Jews, Vampires and the "Twilight" Phenomenon

When a student came into my office to work on her bat mitzvah speech last month, and only wanted to talk about the book and film "Twilight," I wondered how I possibly could link the themes of this story about vampires with Jewish themes. You can read Sophie's own commentary here. I took this as a challenge, because the last thing I wanted to do was perpetuate some old stereotypes about bloodthirsty Jews, which seem to have shared roots with the vampire legends. You can see the results of my research, the handout I prepared for last week's service, by clicking here. I'm grateful to a congregant for forwarding me an additional link from Jewcy, focusing on not only the blood libel connection, but also the theme of the Wandering Jew.

As you'll see from my service sheet, I thought the film had many Jewish themes to reinforce, especially to its target audience of teenagers. I was very impressed with the movie when I saw it (though it felt weird to be just about the only Y chromosome in the place) and immediately I saw Edward Cullen, the "good" vampire here, as the embodiment of the Jewish ideal of self restraint. Pirke Avot considers the true hero to be the one who can control his own urges. For Edward to manange to overcome his innate bloodthirst and not devour Bella is akin to a human choosing to stop breathing and a feat no less spectacular than the way Rabbi Nachman of Bratzlav used to act.

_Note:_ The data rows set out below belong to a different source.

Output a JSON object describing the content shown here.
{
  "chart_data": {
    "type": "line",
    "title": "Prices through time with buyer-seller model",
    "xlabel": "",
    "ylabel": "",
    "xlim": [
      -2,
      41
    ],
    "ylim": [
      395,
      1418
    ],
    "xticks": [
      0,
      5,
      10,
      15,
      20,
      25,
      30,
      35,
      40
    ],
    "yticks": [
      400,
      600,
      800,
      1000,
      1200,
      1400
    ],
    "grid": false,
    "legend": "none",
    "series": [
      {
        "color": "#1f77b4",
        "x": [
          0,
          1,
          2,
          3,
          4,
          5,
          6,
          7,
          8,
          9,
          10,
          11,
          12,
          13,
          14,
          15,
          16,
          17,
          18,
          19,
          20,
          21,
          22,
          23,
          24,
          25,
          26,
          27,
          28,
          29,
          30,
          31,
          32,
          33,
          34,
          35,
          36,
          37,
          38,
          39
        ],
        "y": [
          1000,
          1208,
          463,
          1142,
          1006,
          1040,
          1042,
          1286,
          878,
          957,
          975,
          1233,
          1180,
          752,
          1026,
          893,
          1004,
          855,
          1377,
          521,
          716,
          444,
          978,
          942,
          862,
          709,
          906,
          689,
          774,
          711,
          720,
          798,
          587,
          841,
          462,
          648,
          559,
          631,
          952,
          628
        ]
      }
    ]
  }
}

Nachman of Bratzlav was Cullen-like, a superhero. He would go to extremes to torture his body. He would fast for days on end, because he so loved to eat, and in this way he learned to control his hunger. Legend has it that he would roll naked in the snow to control his physical desires (and this is without having a hot tub on the backyard). But the most amazing thing about Reb Nachman, in his own estimation, is that he never scratched himself. I kid you not. Never. Imagine a mosquito bite and the itch is just crawling up your arm – and not doing anything about it. The Torah doesn’t command us not to scratch. And the man suffered quite abit in his life. Through all of this, Reb Nachman of Bratzlav said, “My suffering is always in my power.” When things became unbearable, he simply could will away the pain.

When I spoke to people at the service last week about "Twilight," I understood that this was one of the last times this group of 8th graders would be attending en masse. The bar mitzvah "season" is nearly over for this class. So I turned to the subject of drug abuse, alcohol and addiction in general. If kids ever need that lecture, this is the time when they need it most. The book and movie were also speaking of sexual urges, of course, but at one point Edward does call Bella his narcotic - his drug. I took that cue to deliver a very strong message about the dangers awaiting these students as they make the leap to high school.

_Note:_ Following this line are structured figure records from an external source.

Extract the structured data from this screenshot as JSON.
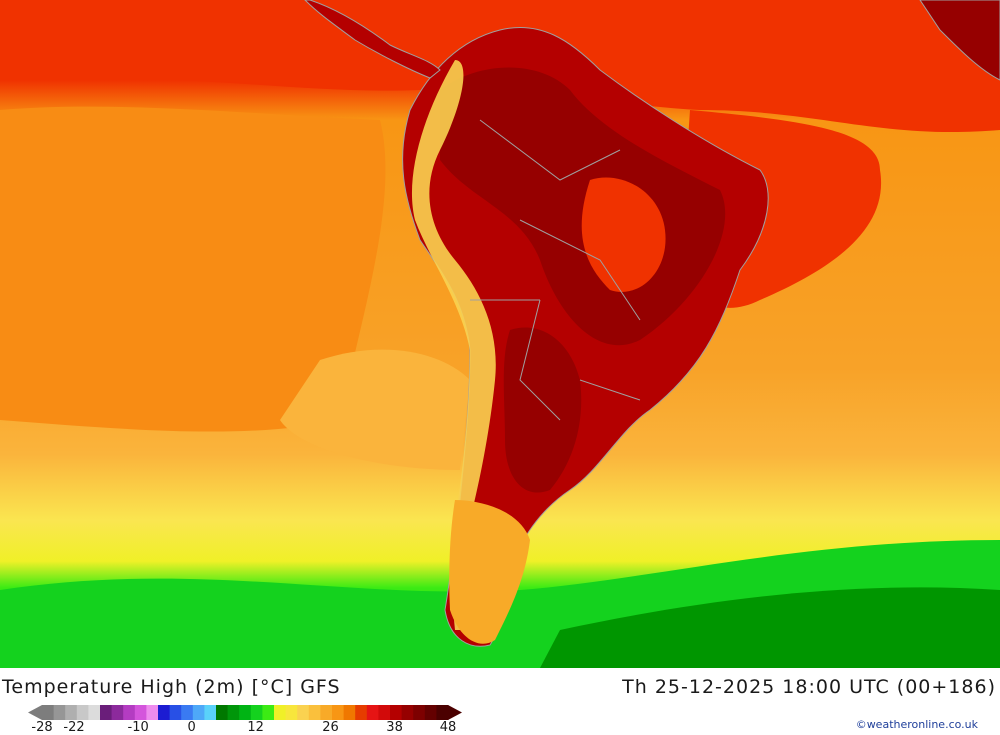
{
  "title_left": "Temperature High (2m) [°C] GFS",
  "title_right": "Th 25-12-2025 18:00 UTC (00+186)",
  "credit": "©weatheronline.co.uk",
  "legend": {
    "min_value": -28,
    "max_value": 48,
    "ticks": [
      {
        "value": -28,
        "label": "-28"
      },
      {
        "value": -22,
        "label": "-22"
      },
      {
        "value": -10,
        "label": "-10"
      },
      {
        "value": 0,
        "label": "0"
      },
      {
        "value": 12,
        "label": "12"
      },
      {
        "value": 26,
        "label": "26"
      },
      {
        "value": 38,
        "label": "38"
      },
      {
        "value": 48,
        "label": "48"
      }
    ],
    "colors": [
      "#7d7d7d",
      "#969696",
      "#afafaf",
      "#c8c8c8",
      "#dcdcdc",
      "#6a1e7a",
      "#8c2a9c",
      "#b43cc2",
      "#d455dc",
      "#ee8cee",
      "#1c1cd2",
      "#2850e6",
      "#3a7af2",
      "#4ea8f8",
      "#5ad2fa",
      "#007800",
      "#00960a",
      "#00b414",
      "#14d21e",
      "#3ceb14",
      "#f0f028",
      "#f8e63c",
      "#fad250",
      "#fac03c",
      "#f8aa28",
      "#f89614",
      "#f07800",
      "#e63c00",
      "#e61414",
      "#d20a0a",
      "#b40000",
      "#960000",
      "#7d0000",
      "#640000",
      "#4b0000"
    ]
  },
  "map_colors": {
    "ocean_hot": "#f03200",
    "ocean_warm": "#f89614",
    "ocean_mild": "#fab43c",
    "ocean_cool": "#fae650",
    "ocean_cold": "#f0f028",
    "south_green": "#14d21e",
    "south_dark": "#009600",
    "land_hot": "#b40000",
    "land_darker": "#960000",
    "andes": "#fad250",
    "border": "#a0a0a0"
  }
}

Judaism's notion of the good and evil inclinations (the yetzer ha tov and yetzer ha ra) fit well into the world of "Twilight." I collected some sources and compared them to quotes from the book in my service handout. You can see some of the sources in an interesting article at According to tradition, we are born with an inclination to do evil, but it is only at the onset of adolescence, bar mitzvah, that our inclination to do good sets in. Perfect timing for Bella and Edward (although Edward's inclination to do good has developed quite a bit more).

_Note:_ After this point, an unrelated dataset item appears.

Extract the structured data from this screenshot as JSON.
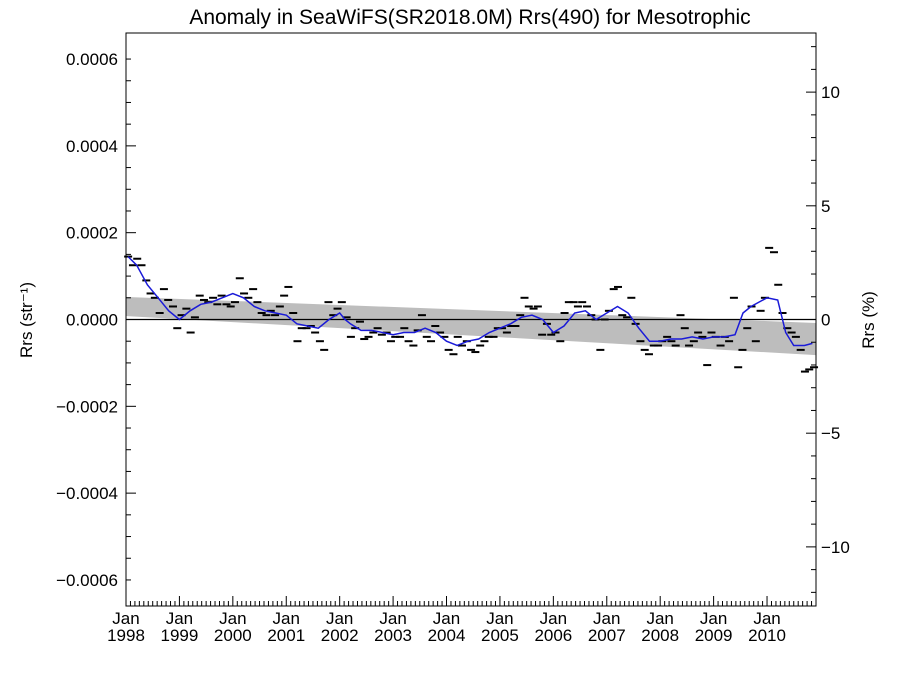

So I have my student Sophie to thank in opening my eyes to the Jewish possibilities in "Twilight." I can't wait to see what teen-craze book series the next student brings in.

1 comment:

Anonymous said...

Bravo Rabbi H, on your masterful use of this movie to teach Jewish themes. I'm sharing this teaching on my blog Or Am I? - This is a nice diversion from my current obsession with blogging about Israel.